Originally published on CFL.ca
‘It couldn’t come at a worse time’ is a lyric Canadians have belted out for 25 years.
And it may be the perfect refrain to encapsulate the thoughts of Riderville after Chris Jones’ departure to the National Football League.
Eleven years ago plus a day, Kent Austin bolted to Ole Miss in the NCAA after winning a Grey Cup. The Riders were quick to make a simple move to promote Ken Miller to head coach. The Riders would continue their success with a 12-win season and two Grey Cup appearances in the three consecutive years.
But this is no simple matter. Chris Jones held four positions, not one. The Riders will be looking for a vice president of football operations, a general manager, a head coach, and a defensive coordinator.
And they aren’t going to find it from one person. Not on Jan. 16.
Of course, the team is 27 days away from the free agent period kicking open and the Riders will have to show quickly they have a clear plan of attack or they potentially scare away interested players. If Jones’ sudden resignation hasn’t done that already.
Another big reason the timing is poor is the Riders have announced and signed 10 of their 11 coaches, and under the new administration salary and staffing cap, they will have to hire one person while likely promoting others within the staff to fill the voids left by Jones.

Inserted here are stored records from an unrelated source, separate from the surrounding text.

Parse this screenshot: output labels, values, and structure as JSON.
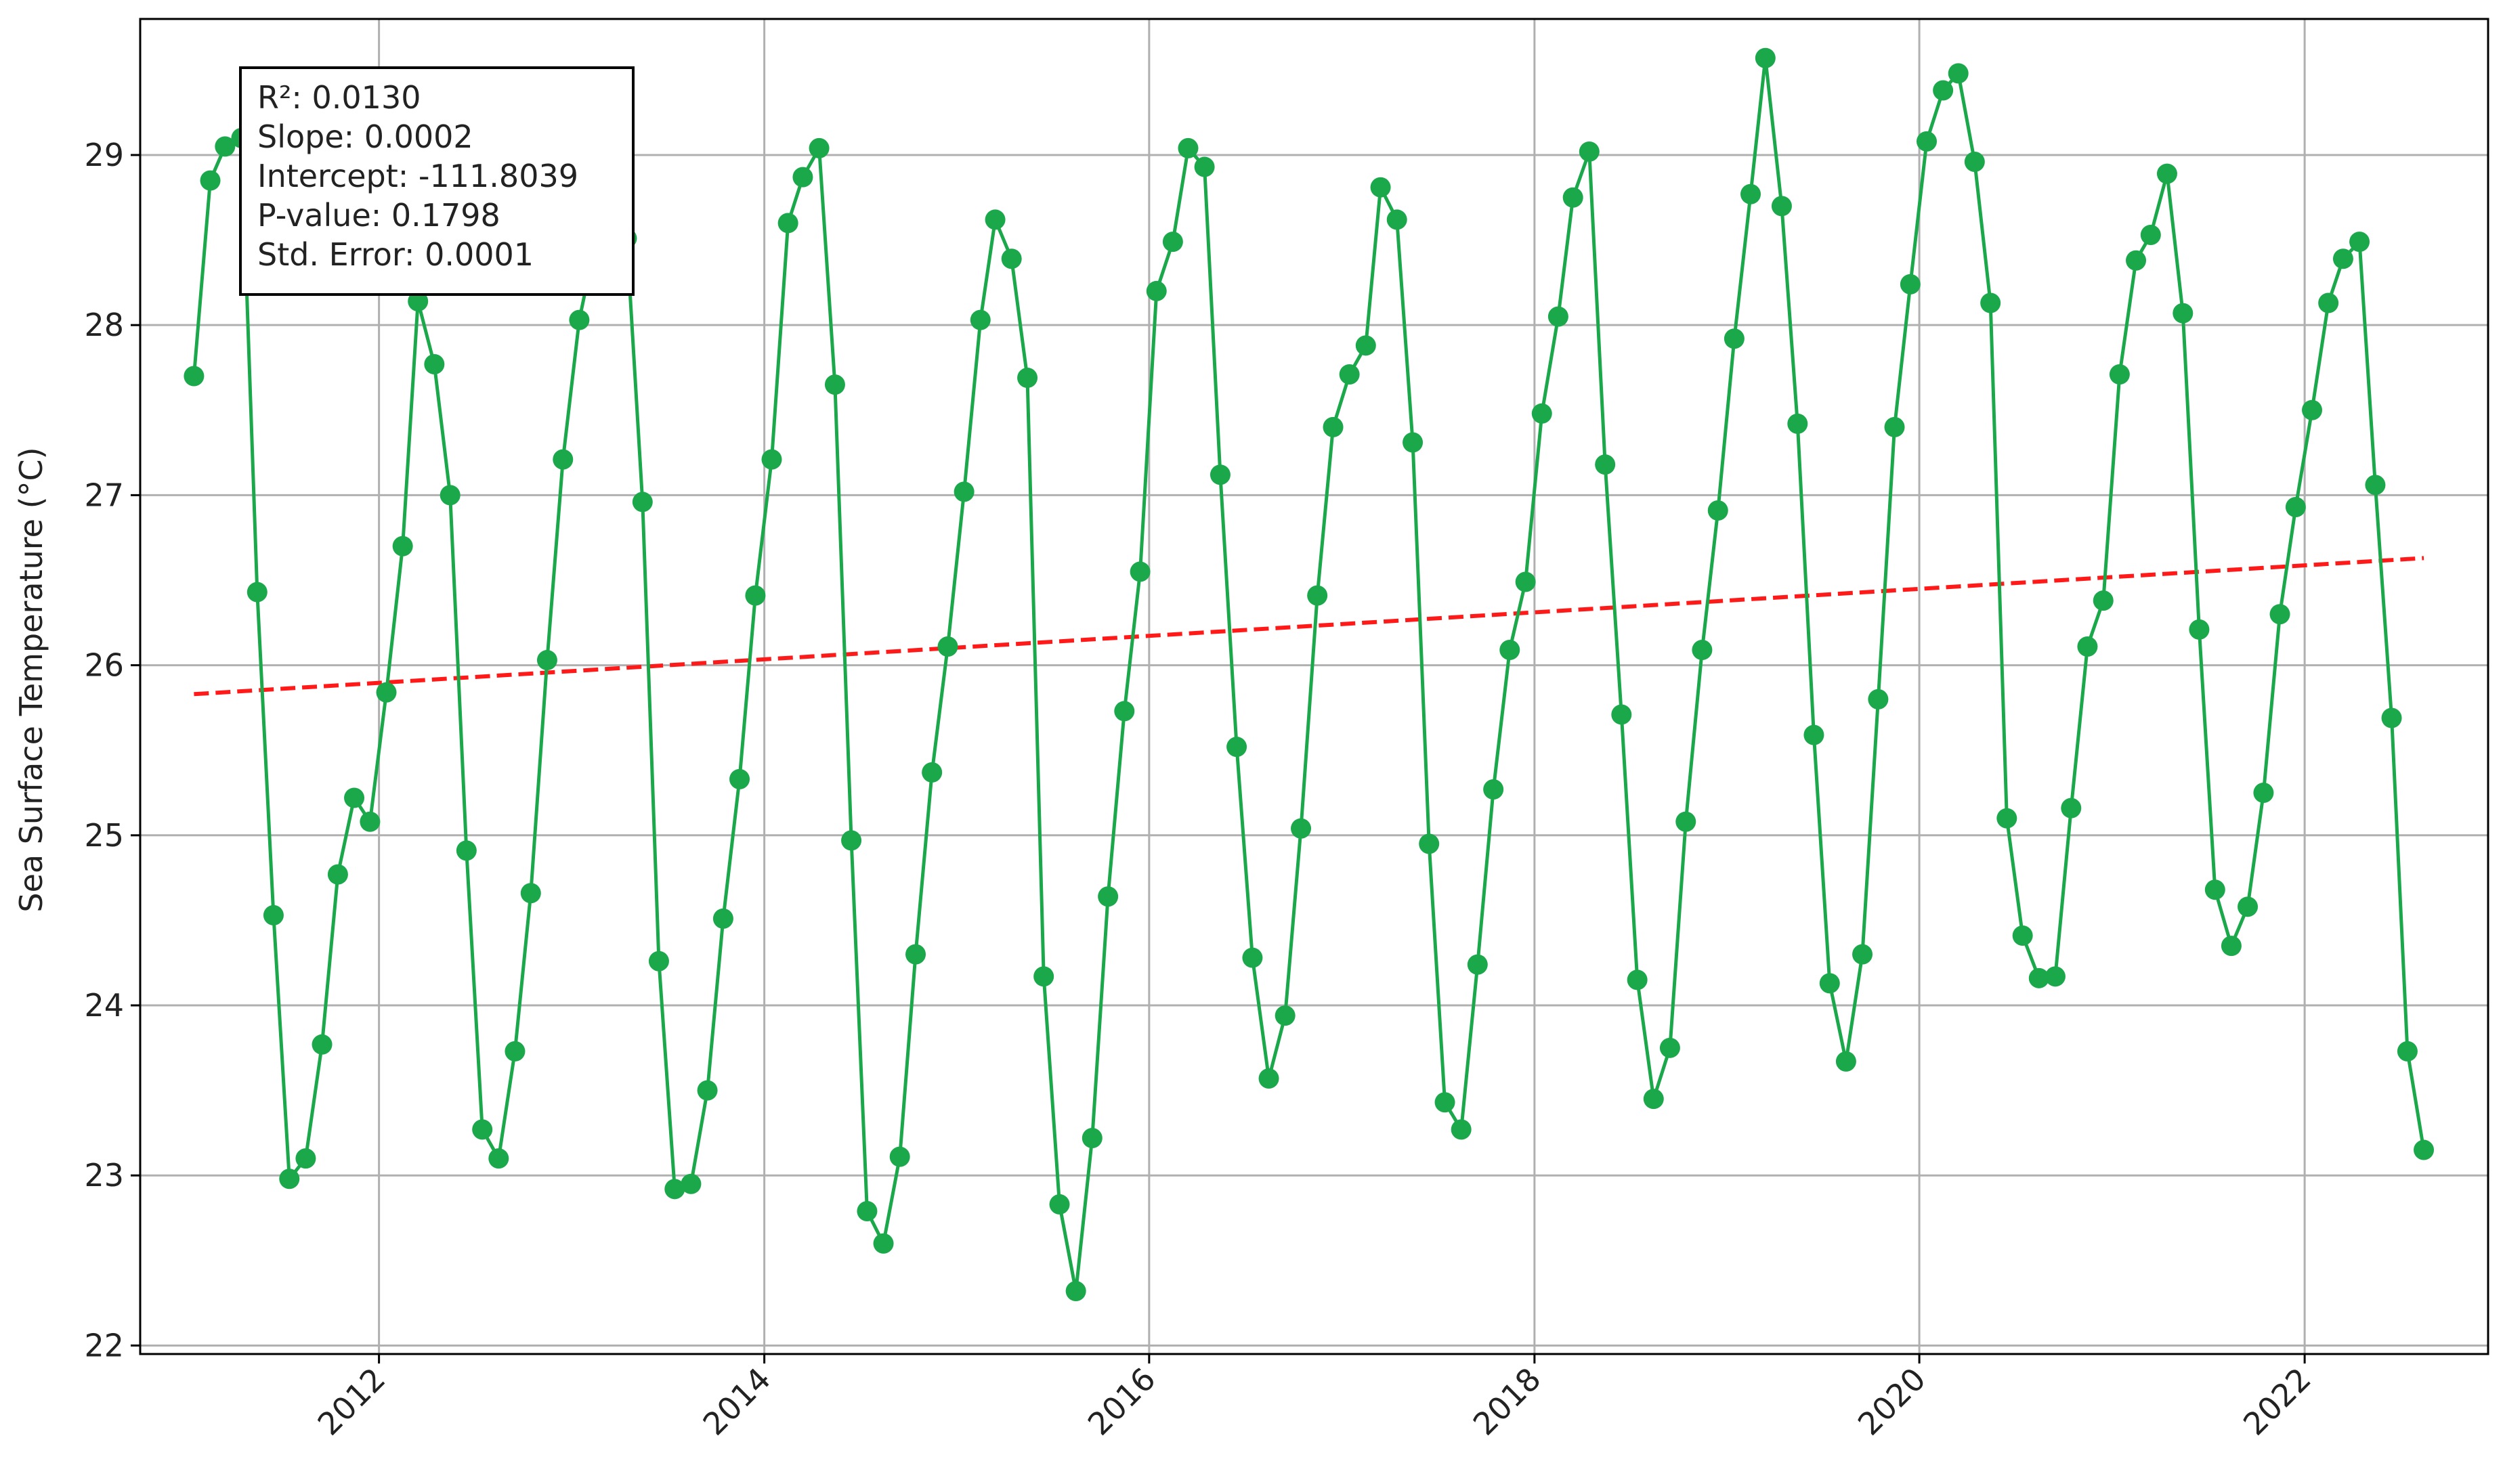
{
  "chart_data": {
    "type": "line",
    "title": "",
    "xlabel": "",
    "ylabel": "Sea Surface Temperature (°C)",
    "x_axis": {
      "kind": "date",
      "range": [
        "2010-10-05",
        "2022-12-15"
      ],
      "tick_labels": [
        "2012",
        "2014",
        "2016",
        "2018",
        "2020",
        "2022"
      ]
    },
    "y_axis": {
      "range": [
        21.95,
        29.8
      ],
      "tick_labels": [
        "22",
        "23",
        "24",
        "25",
        "26",
        "27",
        "28",
        "29"
      ]
    },
    "grid": true,
    "legend": "none",
    "colors": {
      "series": "#1aa84b",
      "trend": "#ff1a1a"
    },
    "stats_box": [
      {
        "label": "R²",
        "value": "0.0130",
        "text": "R²: 0.0130"
      },
      {
        "label": "Slope",
        "value": "0.0002",
        "text": "Slope: 0.0002"
      },
      {
        "label": "Intercept",
        "value": "-111.8039",
        "text": "Intercept: -111.8039"
      },
      {
        "label": "P-value",
        "value": "0.1798",
        "text": "P-value: 0.1798"
      },
      {
        "label": "Std. Error",
        "value": "0.0001",
        "text": "Std. Error: 0.0001"
      }
    ],
    "series": [
      {
        "style": "line+markers",
        "points": [
          [
            "2011-01-15",
            27.7
          ],
          [
            "2011-02-15",
            28.85
          ],
          [
            "2011-03-15",
            29.05
          ],
          [
            "2011-04-15",
            29.1
          ],
          [
            "2011-05-15",
            26.43
          ],
          [
            "2011-06-15",
            24.53
          ],
          [
            "2011-07-15",
            22.98
          ],
          [
            "2011-08-15",
            23.1
          ],
          [
            "2011-09-15",
            23.77
          ],
          [
            "2011-10-15",
            24.77
          ],
          [
            "2011-11-15",
            25.22
          ],
          [
            "2011-12-15",
            25.08
          ],
          [
            "2012-01-15",
            25.84
          ],
          [
            "2012-02-15",
            26.7
          ],
          [
            "2012-03-15",
            28.14
          ],
          [
            "2012-04-15",
            27.77
          ],
          [
            "2012-05-15",
            27.0
          ],
          [
            "2012-06-15",
            24.91
          ],
          [
            "2012-07-15",
            23.27
          ],
          [
            "2012-08-15",
            23.1
          ],
          [
            "2012-09-15",
            23.73
          ],
          [
            "2012-10-15",
            24.66
          ],
          [
            "2012-11-15",
            26.03
          ],
          [
            "2012-12-15",
            27.21
          ],
          [
            "2013-01-15",
            28.03
          ],
          [
            "2013-02-15",
            28.49
          ],
          [
            "2013-03-15",
            29.19
          ],
          [
            "2013-04-15",
            28.51
          ],
          [
            "2013-05-15",
            26.96
          ],
          [
            "2013-06-15",
            24.26
          ],
          [
            "2013-07-15",
            22.92
          ],
          [
            "2013-08-15",
            22.95
          ],
          [
            "2013-09-15",
            23.5
          ],
          [
            "2013-10-15",
            24.51
          ],
          [
            "2013-11-15",
            25.33
          ],
          [
            "2013-12-15",
            26.41
          ],
          [
            "2014-01-15",
            27.21
          ],
          [
            "2014-02-15",
            28.6
          ],
          [
            "2014-03-15",
            28.87
          ],
          [
            "2014-04-15",
            29.04
          ],
          [
            "2014-05-15",
            27.65
          ],
          [
            "2014-06-15",
            24.97
          ],
          [
            "2014-07-15",
            22.79
          ],
          [
            "2014-08-15",
            22.6
          ],
          [
            "2014-09-15",
            23.11
          ],
          [
            "2014-10-15",
            24.3
          ],
          [
            "2014-11-15",
            25.37
          ],
          [
            "2014-12-15",
            26.11
          ],
          [
            "2015-01-15",
            27.02
          ],
          [
            "2015-02-15",
            28.03
          ],
          [
            "2015-03-15",
            28.62
          ],
          [
            "2015-04-15",
            28.39
          ],
          [
            "2015-05-15",
            27.69
          ],
          [
            "2015-06-15",
            24.17
          ],
          [
            "2015-07-15",
            22.83
          ],
          [
            "2015-08-15",
            22.32
          ],
          [
            "2015-09-15",
            23.22
          ],
          [
            "2015-10-15",
            24.64
          ],
          [
            "2015-11-15",
            25.73
          ],
          [
            "2015-12-15",
            26.55
          ],
          [
            "2016-01-15",
            28.2
          ],
          [
            "2016-02-15",
            28.49
          ],
          [
            "2016-03-15",
            29.04
          ],
          [
            "2016-04-15",
            28.93
          ],
          [
            "2016-05-15",
            27.12
          ],
          [
            "2016-06-15",
            25.52
          ],
          [
            "2016-07-15",
            24.28
          ],
          [
            "2016-08-15",
            23.57
          ],
          [
            "2016-09-15",
            23.94
          ],
          [
            "2016-10-15",
            25.04
          ],
          [
            "2016-11-15",
            26.41
          ],
          [
            "2016-12-15",
            27.4
          ],
          [
            "2017-01-15",
            27.71
          ],
          [
            "2017-02-15",
            27.88
          ],
          [
            "2017-03-15",
            28.81
          ],
          [
            "2017-04-15",
            28.62
          ],
          [
            "2017-05-15",
            27.31
          ],
          [
            "2017-06-15",
            24.95
          ],
          [
            "2017-07-15",
            23.43
          ],
          [
            "2017-08-15",
            23.27
          ],
          [
            "2017-09-15",
            24.24
          ],
          [
            "2017-10-15",
            25.27
          ],
          [
            "2017-11-15",
            26.09
          ],
          [
            "2017-12-15",
            26.49
          ],
          [
            "2018-01-15",
            27.48
          ],
          [
            "2018-02-15",
            28.05
          ],
          [
            "2018-03-15",
            28.75
          ],
          [
            "2018-04-15",
            29.02
          ],
          [
            "2018-05-15",
            27.18
          ],
          [
            "2018-06-15",
            25.71
          ],
          [
            "2018-07-15",
            24.15
          ],
          [
            "2018-08-15",
            23.45
          ],
          [
            "2018-09-15",
            23.75
          ],
          [
            "2018-10-15",
            25.08
          ],
          [
            "2018-11-15",
            26.09
          ],
          [
            "2018-12-15",
            26.91
          ],
          [
            "2019-01-15",
            27.92
          ],
          [
            "2019-02-15",
            28.77
          ],
          [
            "2019-03-15",
            29.57
          ],
          [
            "2019-04-15",
            28.7
          ],
          [
            "2019-05-15",
            27.42
          ],
          [
            "2019-06-15",
            25.59
          ],
          [
            "2019-07-15",
            24.13
          ],
          [
            "2019-08-15",
            23.67
          ],
          [
            "2019-09-15",
            24.3
          ],
          [
            "2019-10-15",
            25.8
          ],
          [
            "2019-11-15",
            27.4
          ],
          [
            "2019-12-15",
            28.24
          ],
          [
            "2020-01-15",
            29.08
          ],
          [
            "2020-02-15",
            29.38
          ],
          [
            "2020-03-15",
            29.48
          ],
          [
            "2020-04-15",
            28.96
          ],
          [
            "2020-05-15",
            28.13
          ],
          [
            "2020-06-15",
            25.1
          ],
          [
            "2020-07-15",
            24.41
          ],
          [
            "2020-08-15",
            24.16
          ],
          [
            "2020-09-15",
            24.17
          ],
          [
            "2020-10-15",
            25.16
          ],
          [
            "2020-11-15",
            26.11
          ],
          [
            "2020-12-15",
            26.38
          ],
          [
            "2021-01-15",
            27.71
          ],
          [
            "2021-02-15",
            28.38
          ],
          [
            "2021-03-15",
            28.53
          ],
          [
            "2021-04-15",
            28.89
          ],
          [
            "2021-05-15",
            28.07
          ],
          [
            "2021-06-15",
            26.21
          ],
          [
            "2021-07-15",
            24.68
          ],
          [
            "2021-08-15",
            24.35
          ],
          [
            "2021-09-15",
            24.58
          ],
          [
            "2021-10-15",
            25.25
          ],
          [
            "2021-11-15",
            26.3
          ],
          [
            "2021-12-15",
            26.93
          ],
          [
            "2022-01-15",
            27.5
          ],
          [
            "2022-02-15",
            28.13
          ],
          [
            "2022-03-15",
            28.39
          ],
          [
            "2022-04-15",
            28.49
          ],
          [
            "2022-05-15",
            27.06
          ],
          [
            "2022-06-15",
            25.69
          ],
          [
            "2022-07-15",
            23.73
          ],
          [
            "2022-08-15",
            23.15
          ]
        ]
      }
    ],
    "trendline": {
      "style": "dashed",
      "points": [
        [
          "2011-01-15",
          25.83
        ],
        [
          "2022-08-15",
          26.63
        ]
      ]
    }
  }
}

Jones’ salary off the books could make for a little more wiggle room with tough decisions ahead.
Are there quality candidates out there either on staffs or available completely? Of course there are. Marc Trestman’s name is the most common one thrown around. However, Trestman would have to adapt to working with a Chris Jones staff, and if you want to pick two coaches with the most polar opposite personalities, it may be Trestman and Jones. So I’m not sure that would be a great marriage.
Mike Benevides would fit the bill as a head coach/defensive coordinator but also doesn’t have much history with Chris Jones’ staff.
If you’re looking at coordinators around the league like Paul LaPolice, would teams allow them out of their contracts to interview this late in the process?
Now you’re looking at who within the coaching staff could be promoted to head coach, and head coaching experience among the 10 coaches is very thin. Nothing in pro football or college.
Long time special teams coordinator Craig Dickenson and offensive coordinator and assistant head coach Stephen McAdoo have the longest CFL resumes.
One name on the football ops staff who has been a successful head coach is Director of Player Personnel Mike Davis. He coached Nebraska of the Indoor Football League to three straight conference championships.
Then the trickle down is who is qualified to be defensive coordinator? Can anyone replace Chris Jones as the mastermind or ‘mad scientist’ as safety Mike Edem described him this season?
Oh, and then there is the general manager position. Jeremy O’Day or newly hired Paul Jones are the likely candidates, with O’Day being the front runner.
At least with O’Day, the team knows there is a much greater likelihood of a long-term commitment with an employee/player who has been in Saskatchewan for 20 years, going into his 21st.
O’Day got a taste of the role when he was interim GM following Brendan Taman’s firing midway through the 2015 season. Taman was certain then O’Day was ready to be a general manager and he could only have gotten better watching how Chris Jones worked sources and camps to find diamonds in the rough.
You can not deny Jones’ ability as not only a head coach but a football ops man. And in one conversation with President and CEO Craig Reynolds when he informed the team on Tuesday he was leaving, the major ramifications were felt of losing such a talent who had so much, if not too much, responsibility within the Riders organization.
So is this a transition year for the Riders, with it being too late to make drastic and sweeping changes? Or can they move forward with a staff full of very loyal friends and acquaintances of Chris Jones and be successful without the head of the snake?
You can tell, there are so many questions just a week after the team appeared to have all its ducks in a row.
For the Riders to move forward and continue on the path Reynolds laid out when he hired Jones of ‘sustained success’ in Saskatchewan, I’ll circle back to the origin of the lyric ‘it couldn’t come at a worse time’.
The song of course is ‘Courage’.
And it’s going to take a lot of it for Reynolds to make the right decisions with little time to do so.